Arwah para syuhada' ditempatkan di surga Firdaus yang tertinggi. Hal ini didasarkan pada hadits Rasullullah Shallallahu 'Alaihi Wasallam yang bersabda kepada Ummu Haritsah binti Nu’man -putranya gugur di perang badar-ketika dia bertanya kepada beliau (tentang nasib putranya) : “Di mana dia?” Nabi Shallallahu 'Alaihi Wasallam bersabda : ”Sesungguhnya dia ada disurga Firdaus yang tinggi.” (HR. Al Bukhari)
Dalam Shahih Muslim, dari Masyruq rahimahullah, berkata : "Kami bertanya kepada Abdullah bin Mas’ud tentang ayat ini (QS. Ali Imran: 169), dia menjawab : "Adapun kami telah bertanya (kepada Nabi shallallahu 'alaihi wasallam) tentang hal, lalu beliau menjawab :
"Sesungguhnya ruh-ruh para syuhada’ itu ada di dalam tembolok burung hijau. Baginya ada lentera-lentera yang tergantung di 'Arsy. Mereka bebas menikmati surga sekehendak mereka, kemudian singgah pada lentera-lentera itu. Kemudian Rabb mereka memperlihatkan diri kepada mereka dengan jelas, lalu bertanya: “Apakah kalian menginginkan sesuatu?” Mereka menjawab: “Apalagi yang kami inginkan sedangkan kami bisa menikmati surga dengan sekehendak kami?” Rabb mereka bertanya seperti itu sebanyak tiga kali.
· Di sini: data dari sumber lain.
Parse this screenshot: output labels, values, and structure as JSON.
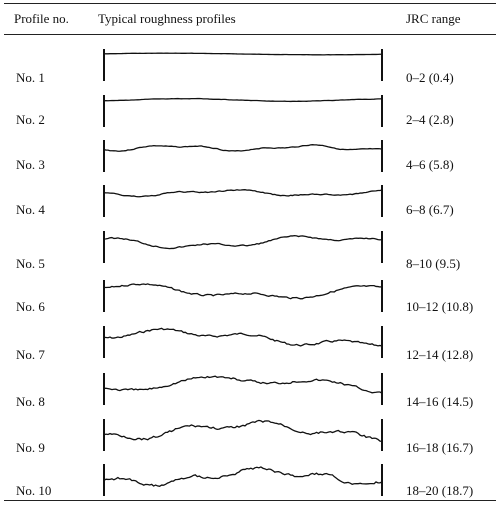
{
  "header": {
    "profile_no": "Profile no.",
    "profiles": "Typical roughness profiles",
    "jrc_range": "JRC range"
  },
  "rows": [
    {
      "no": "No. 1",
      "jrc": "0–2 (0.4)"
    },
    {
      "no": "No. 2",
      "jrc": "2–4 (2.8)"
    },
    {
      "no": "No. 3",
      "jrc": "4–6 (5.8)"
    },
    {
      "no": "No. 4",
      "jrc": "6–8 (6.7)"
    },
    {
      "no": "No. 5",
      "jrc": "8–10 (9.5)"
    },
    {
      "no": "No. 6",
      "jrc": "10–12 (10.8)"
    },
    {
      "no": "No. 7",
      "jrc": "12–14 (12.8)"
    },
    {
      "no": "No. 8",
      "jrc": "14–16 (14.5)"
    },
    {
      "no": "No. 9",
      "jrc": "16–18 (16.7)"
    },
    {
      "no": "No. 10",
      "jrc": "18–20 (18.7)"
    }
  ]
}
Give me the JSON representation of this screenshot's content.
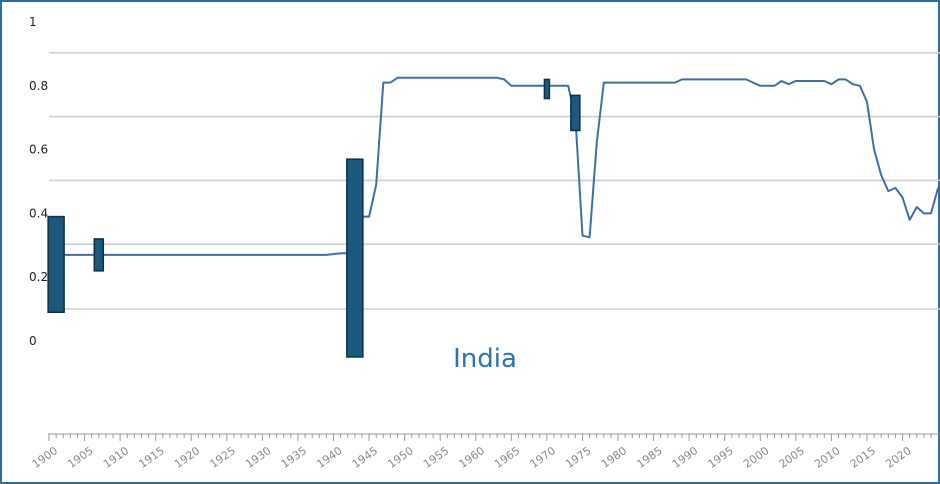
{
  "chart_data": {
    "type": "line",
    "title": "",
    "annotation": "India",
    "xlabel": "",
    "ylabel": "",
    "xlim": [
      1900,
      2024
    ],
    "ylim": [
      0,
      1
    ],
    "y_ticks": [
      "0",
      "0.2",
      "0.4",
      "0.6",
      "0.8",
      "1"
    ],
    "x_ticks": [
      "1900",
      "1905",
      "1910",
      "1915",
      "1920",
      "1925",
      "1930",
      "1935",
      "1940",
      "1945",
      "1950",
      "1955",
      "1960",
      "1965",
      "1970",
      "1975",
      "1980",
      "1985",
      "1990",
      "1995",
      "2000",
      "2005",
      "2010",
      "2015",
      "2020"
    ],
    "grid": true,
    "line_color": "#3d6fa6",
    "bar_color": "#1b5a7e",
    "series": [
      {
        "values": [
          [
            1900,
            0.27
          ],
          [
            1939,
            0.27
          ],
          [
            1941,
            0.275
          ],
          [
            1943,
            0.275
          ],
          [
            1944,
            0.39
          ],
          [
            1945,
            0.39
          ],
          [
            1946,
            0.49
          ],
          [
            1947,
            0.81
          ],
          [
            1948,
            0.81
          ],
          [
            1949,
            0.825
          ],
          [
            1963,
            0.825
          ],
          [
            1964,
            0.82
          ],
          [
            1965,
            0.8
          ],
          [
            1973,
            0.8
          ],
          [
            1974,
            0.7
          ],
          [
            1975,
            0.33
          ],
          [
            1976,
            0.325
          ],
          [
            1977,
            0.62
          ],
          [
            1978,
            0.81
          ],
          [
            1988,
            0.81
          ],
          [
            1989,
            0.82
          ],
          [
            1998,
            0.82
          ],
          [
            1999,
            0.81
          ],
          [
            2000,
            0.8
          ],
          [
            2002,
            0.8
          ],
          [
            2003,
            0.815
          ],
          [
            2004,
            0.805
          ],
          [
            2005,
            0.815
          ],
          [
            2009,
            0.815
          ],
          [
            2010,
            0.805
          ],
          [
            2011,
            0.82
          ],
          [
            2012,
            0.82
          ],
          [
            2013,
            0.805
          ],
          [
            2014,
            0.8
          ],
          [
            2015,
            0.75
          ],
          [
            2016,
            0.6
          ],
          [
            2017,
            0.52
          ],
          [
            2018,
            0.47
          ],
          [
            2019,
            0.48
          ],
          [
            2020,
            0.45
          ],
          [
            2021,
            0.38
          ],
          [
            2022,
            0.42
          ],
          [
            2023,
            0.4
          ],
          [
            2024,
            0.4
          ],
          [
            2025,
            0.48
          ]
        ]
      }
    ],
    "intervals": [
      {
        "x": 1901,
        "low": 0.09,
        "high": 0.39
      },
      {
        "x": 1907,
        "low": 0.22,
        "high": 0.32
      },
      {
        "x": 1943,
        "low": -0.05,
        "high": 0.57
      },
      {
        "x": 1970,
        "low": 0.76,
        "high": 0.82
      },
      {
        "x": 1974,
        "low": 0.66,
        "high": 0.77
      }
    ]
  }
}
Maka tatkala mereka merasa bahwasanya mereka harus minta sesuatu, mereka berkata, “Wahai Rabb kami! kami ingin ruh kami dikembalikan ke jasad-jasad kami sehingga kami dapat berperang di jalan-Mu sekali lagi. “Maka tatkala Dia melihat bahwasanya mereka tidak mempunyai keinginan lagi, mereka ditinggalkan.” (HR. Muslim)
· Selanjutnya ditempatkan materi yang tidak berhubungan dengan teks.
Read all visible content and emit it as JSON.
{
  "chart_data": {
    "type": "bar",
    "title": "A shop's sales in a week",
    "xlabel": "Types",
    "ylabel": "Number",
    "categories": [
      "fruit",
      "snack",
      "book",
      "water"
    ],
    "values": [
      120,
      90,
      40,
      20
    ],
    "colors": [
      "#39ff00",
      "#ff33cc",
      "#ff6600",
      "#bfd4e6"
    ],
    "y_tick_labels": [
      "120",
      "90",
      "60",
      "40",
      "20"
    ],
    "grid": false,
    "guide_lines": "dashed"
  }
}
Imam Ad-Darimi dalam Sunannya meriwayatkan dari Masyruq, dia berkata : "Kami telah bertanya kepada Abdullah tentang arwah para syuhada'. Kalau bukan Abdullah, maka tak seorangpun yang menyampaikannya kepada kami. Dia (Abdullah) berkata : "Arwah para syuhada' di sisi Allah pada hari kiamat berada di perut burung hijau. Dia memiliki lentera-lentera yang tergantung di 'Asry. Dia terbang di dalam surga ke mana saja yang dikehendakinya. Kemudian dia kembali ke lentera-lentera tadi, lalu Rabb mereka memuliakan mereka dengan berkata : "Apakah kalian menginginkan sesuatu?”. Mereka menjawab : "tidak, kecuali kami dikembalikan lagi ke dunia sehingga kami terbunuh (mati syahid di jalan Allah ) untuk kesekian kali."
Imam an Nawawi dalam Syarh Shahih Muslim menyebutkan : "Ketika mereka tahu harus meminta, mereka meminta agar ruh mereka di kembalikan ke jasad-jasad mereka untuk berjihad lagi atau untuk mencurahkan jiwanya di jalan Allah Ta'ala dan merasakan nikmatnya (gugur) di jalan Allah." Walahu A'lam.
Rasulullah Shallallahu 'Alaihi Wasallam telah mengetahui kenikmatan yang diperoleh para syuhada'. Karenanya beliau pernah menyampaikan keinginannya untuk gugur di jalan Allah dalam sabdanya : "Demi Dzat yang jiwaku berada di tangan-Nya, sungguh aku berkeinginan meninggal di jalan Allah, kemudian dihidupkan lagi, lalu terbunuh, lalu dihidupkan lagi, lalu terbunuh." (HR. Al Bukhari)
Kematian Di Jalan Allah Tidak Seseram yang Dibayangkan
Sesungguhnya kematian di jalan Allah tidak seseram yang kita bayangkan. Banyak hadits dan kisah yang memaparkan bahwa para syuhada' tidak merasakan sakit berlebih ketika menemui kesyahidan, kecuali seperti tercubit.
Disabdakan oleh Rasulullah Shallallahu 'Alaihi Wasallam : “Orang yang mati syahid itu tidak merasakan (rasa sakit) pembunuhan kecuali sebagaimana seorang di antara kalian merasakan (sakitnya) cubitan.” (HR. Ahmad, At Tirmidzi, An Nasa’i – hadits hasan)
Karenanya, masih takutkah kita untuk berjihad fi sabilillah dan menemui kesyahidan di jalan Allah?